Sem a necessidade de se apressar na construção do enredo, a roteirista Lindsay Gossling sempre procura traçar um paralelo entre a história central e os acontecimentos em Cuba, ao mesmo tempo que desenvolve com precisão os fatos que amarram o professor ao contexto dramático das crianças. Existe uma compreensível relutância de Malin em se entregar de corpo e alma ao “novo trabalho”, já que ele é retirado obrigatoriamente de seu lugar de conforto para ser inserido em uma situação fora de seu campo profissional. Por esse motivo, o ritmo do filme é ditado perfeitamente de acordo com que a trama ganha intensidade, sem utilizar-se de artifícios forçados para sensibilizar o público. Na medida em que Malin passa por uma transformação emocional em sua vida, também sentimos genuinamente tudo que é apresentado, levando-nos por uma total imersão naquele terrível cenário social. Nesse caso, a sintonia da musicalidade, que alterna entre a tensão e melancolia, torna-se fundamental.

Aos poucos, o protagonista vai aprendendo a ajudar as crianças e se preocupando com elas, e vemos como isso influencia a sua rotina familiar, principalmente no que diz respeito à sua relação com a mulher Isona (Yoandra Suárez). É também na interação com o filho que reside a dificuldade de Malin em se relacionar com os pacientes. Assim, sem apontar dedos, o longa quer apenas nos mostrar diferentes perspectivas. No momento em que Isona expõe suas obras para as pessoas, ela se vê diante de algo que ainda não havia parado para prestar atenção, demonstrando o quanto precisamos ter um olhar sobre o outro. É uma excelente cena que não desmerece o trabalho artístico da personagem, somente reforça uma das mensagens propostas pelo roteiro.
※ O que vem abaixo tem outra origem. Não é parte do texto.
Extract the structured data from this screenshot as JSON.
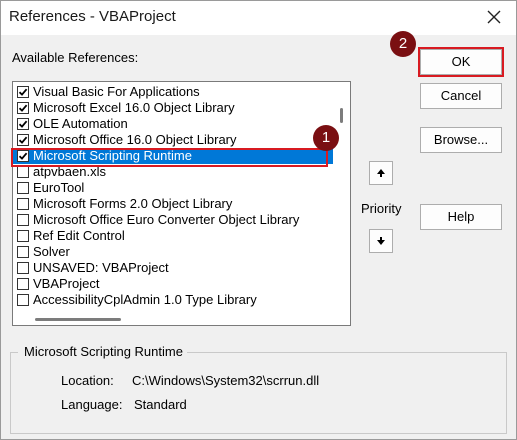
{
  "window": {
    "title": "References - VBAProject",
    "close_label": "Close"
  },
  "available_label": "Available References:",
  "references": [
    {
      "label": "Visual Basic For Applications",
      "checked": true,
      "selected": false
    },
    {
      "label": "Microsoft Excel 16.0 Object Library",
      "checked": true,
      "selected": false
    },
    {
      "label": "OLE Automation",
      "checked": true,
      "selected": false
    },
    {
      "label": "Microsoft Office 16.0 Object Library",
      "checked": true,
      "selected": false
    },
    {
      "label": "Microsoft Scripting Runtime",
      "checked": true,
      "selected": true
    },
    {
      "label": "atpvbaen.xls",
      "checked": false,
      "selected": false
    },
    {
      "label": "EuroTool",
      "checked": false,
      "selected": false
    },
    {
      "label": "Microsoft Forms 2.0 Object Library",
      "checked": false,
      "selected": false
    },
    {
      "label": "Microsoft Office Euro Converter Object Library",
      "checked": false,
      "selected": false
    },
    {
      "label": "Ref Edit Control",
      "checked": false,
      "selected": false
    },
    {
      "label": "Solver",
      "checked": false,
      "selected": false
    },
    {
      "label": "UNSAVED: VBAProject",
      "checked": false,
      "selected": false
    },
    {
      "label": "VBAProject",
      "checked": false,
      "selected": false
    },
    {
      "label": "AccessibilityCplAdmin 1.0 Type Library",
      "checked": false,
      "selected": false
    }
  ],
  "buttons": {
    "ok": "OK",
    "cancel": "Cancel",
    "browse": "Browse...",
    "help": "Help"
  },
  "priority_label": "Priority",
  "badges": {
    "one": "1",
    "two": "2"
  },
  "details": {
    "title": "Microsoft Scripting Runtime",
    "location_label": "Location:",
    "location_value": "C:\\Windows\\System32\\scrrun.dll",
    "language_label": "Language:",
    "language_value": "Standard"
  },
  "colors": {
    "selection": "#0078d7",
    "annotation_red": "#d81a21",
    "badge": "#7a0f12"
  }
}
Quando O Tradutor se concentra nas vítimas de Chernobyl, percebemos ainda mais a importância da direção de arte em criar o ambiente pesado e assustador que pairava sobre o hospital. Fica perceptível a atenção que os diretores tiveram em retratarem tudo da forma mais fiel possível. Ao decidirem pela câmera subjetiva em momentos-chave, somos colocados dentro daquele lugar, como se realmente estivéssemos vivenciando os acontecimentos. A coprodução cubana e canadense tem também uma ótima reconstrução de época, apresentando bem as mudanças que a cidade de Havana sofreu com a crise econômica. O projeto é rico em detalhes, trazendo elementos que completam a emocionante trajetória que Malin percorre.
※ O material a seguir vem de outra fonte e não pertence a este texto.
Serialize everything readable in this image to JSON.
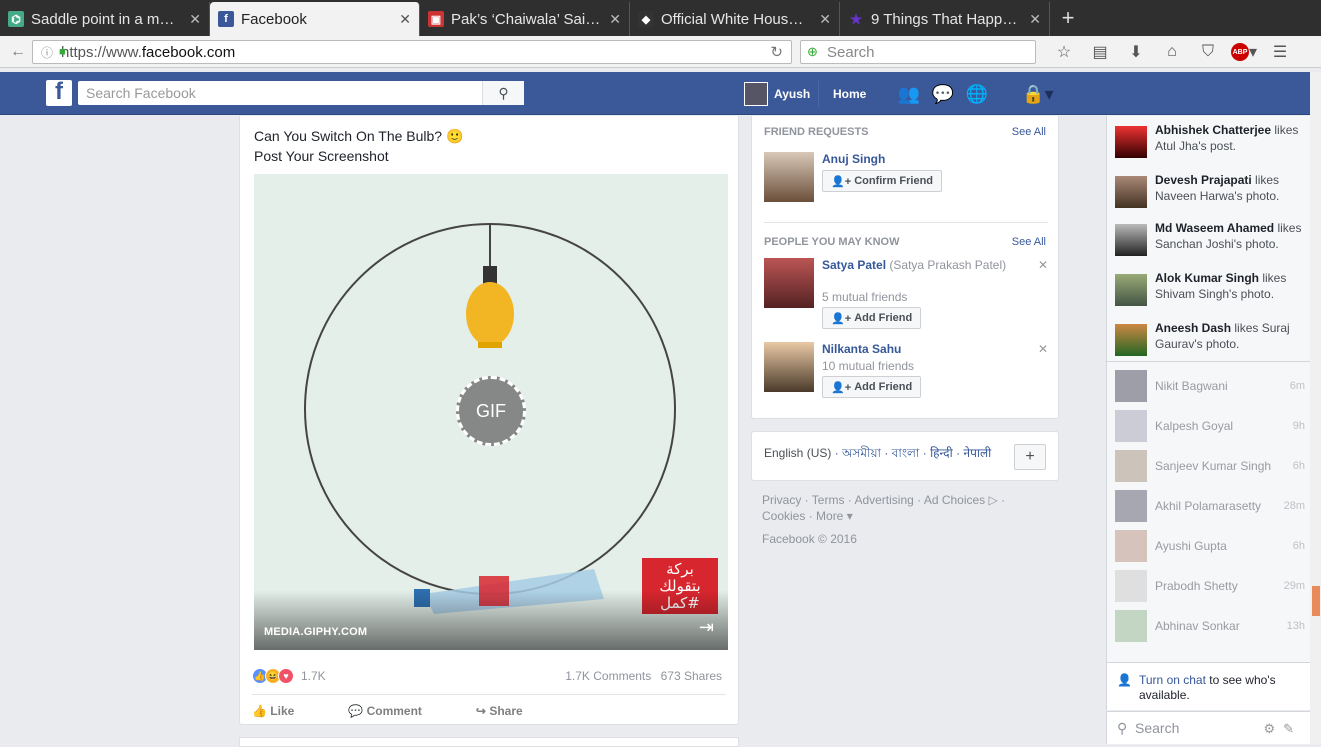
{
  "browser": {
    "tabs": [
      {
        "title": "Saddle point in a m…",
        "favicon": "xkcd-like-icon",
        "color": "#4a8"
      },
      {
        "title": "Facebook",
        "favicon": "facebook-icon",
        "color": "#3b5998",
        "active": true
      },
      {
        "title": "Pak’s ‘Chaiwala’ Sai…",
        "favicon": "news-icon",
        "color": "#c33"
      },
      {
        "title": "Official White Hous…",
        "favicon": "whitehouse-icon",
        "color": "#333"
      },
      {
        "title": "9 Things That Happ…",
        "favicon": "star-icon",
        "color": "#63c"
      }
    ],
    "url_prefix": "https://www.",
    "url_domain": "facebook.com",
    "search_placeholder": "Search"
  },
  "header": {
    "logo": "f",
    "search_placeholder": "Search Facebook",
    "profile_name": "Ayush",
    "home_label": "Home"
  },
  "post": {
    "text_line1": "Can You Switch On The Bulb? 🙂",
    "text_line2": "Post Your Screenshot",
    "gif_label": "GIF",
    "gif_source": "MEDIA.GIPHY.COM",
    "arabic_text": "بركة\nبتقولك\n#كمل",
    "reaction_count": "1.7K",
    "comments": "1.7K Comments",
    "shares": "673 Shares",
    "actions": {
      "like": "Like",
      "comment": "Comment",
      "share": "Share"
    }
  },
  "right": {
    "friend_requests_title": "FRIEND REQUESTS",
    "see_all": "See All",
    "request": {
      "name": "Anuj Singh",
      "confirm": "Confirm Friend"
    },
    "pymk_title": "PEOPLE YOU MAY KNOW",
    "pymk": [
      {
        "name": "Satya Patel",
        "alt": "(Satya Prakash Patel)",
        "mutual": "5 mutual friends",
        "button": "Add Friend"
      },
      {
        "name": "Nilkanta Sahu",
        "alt": "",
        "mutual": "10 mutual friends",
        "button": "Add Friend"
      }
    ],
    "language_current": "English (US)",
    "languages": "· অসমীয়া · বাংলা · हिन्दी · नेपाली",
    "footer_line1": "Privacy · Terms · Advertising · Ad Choices ▷ ·",
    "footer_line2": "Cookies · More ▾",
    "copyright": "Facebook © 2016"
  },
  "ticker": [
    {
      "name": "Abhishek Chatterjee",
      "action": " likes",
      "rest": "Atul Jha's post."
    },
    {
      "name": "Devesh Prajapati",
      "action": " likes",
      "rest": "Naveen Harwa's photo."
    },
    {
      "name": "Md Waseem Ahamed",
      "action": " likes",
      "rest": "Sanchan Joshi's photo."
    },
    {
      "name": "Alok Kumar Singh",
      "action": " likes",
      "rest": "Shivam Singh's photo."
    },
    {
      "name": "Aneesh Dash",
      "action": " likes Suraj",
      "rest": "Gaurav's photo."
    }
  ],
  "chat": [
    {
      "name": "Nikit Bagwani",
      "time": "6m"
    },
    {
      "name": "Kalpesh Goyal",
      "time": "9h"
    },
    {
      "name": "Sanjeev Kumar Singh",
      "time": "6h"
    },
    {
      "name": "Akhil Polamarasetty",
      "time": "28m"
    },
    {
      "name": "Ayushi Gupta",
      "time": "6h"
    },
    {
      "name": "Prabodh Shetty",
      "time": "29m"
    },
    {
      "name": "Abhinav Sonkar",
      "time": "13h"
    }
  ],
  "chat_off": {
    "link": "Turn on chat",
    "rest": " to see who's available."
  },
  "chat_search_placeholder": "Search"
}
Nada disso seria tão autêntico sem a total entrega do elenco, principalmente a de Rodrigo Santoro. O ator brasileiro está simplesmente excepcional em sua interpretação, mostrando uma dedicação enorme para o papel – inclusive, ele aprendeu russo em apenas um mês. Na primeira vez que Malin precisa traduzir a fala do médico, é impressionante a tamanha intensidade da atuação de Santoro, ao ponto de notarmos que sua boca treme ao ter que relatar um triste diagnóstico à mãe do paciente. As crianças foram bem escaladas e também merecem muitos elogios, com o necessário destaque ao excelente Nikita Semenov, que interpreta Alexi. Através de um olhar distante, em uma cena com a câmera em close-up e dando zoom no rosto dele, o ator mirim consegue nos fazer sentir todo o medo e desespero do personagem – um talento a se acompanhar. Maricel Álvarez (Gladys) também está incrível no papel da enfermeira que ajuda Malin, manifestando uma boa dinâmica com Santoro.

Nos créditos finais, ainda somos presenteados com fatos que concluem a comovente história. Assim, a sensação que o público leva é de ter assistido a um projeto feito com carinho, cuidado e sentimento. Os diretores Rodrigo e Sebastián Barriuso não só trouxeram uma linda experiência para se refletir, como também fizeram de O Tradutor um dos melhores dramas vistos no cinema. Uma obra que merece ser conferida.

Crítica | O Tradutor
Com bastante sensibilidade, os diretores Rodrigo e Sebastián Barriuso conseguem contar uma emocionante história sobre o próprio pai, fazendo paralelo com as vítimas do acidente nuclear de Chernobyl. A direção precisa, o excelente elenco e a intensidade dos fatos funcionam em sintonia perfeita, resultando em genuínos sentimentos do público. Destaque também para a atuação de Rodrigo Santoro, em um dos seus melhores papéis.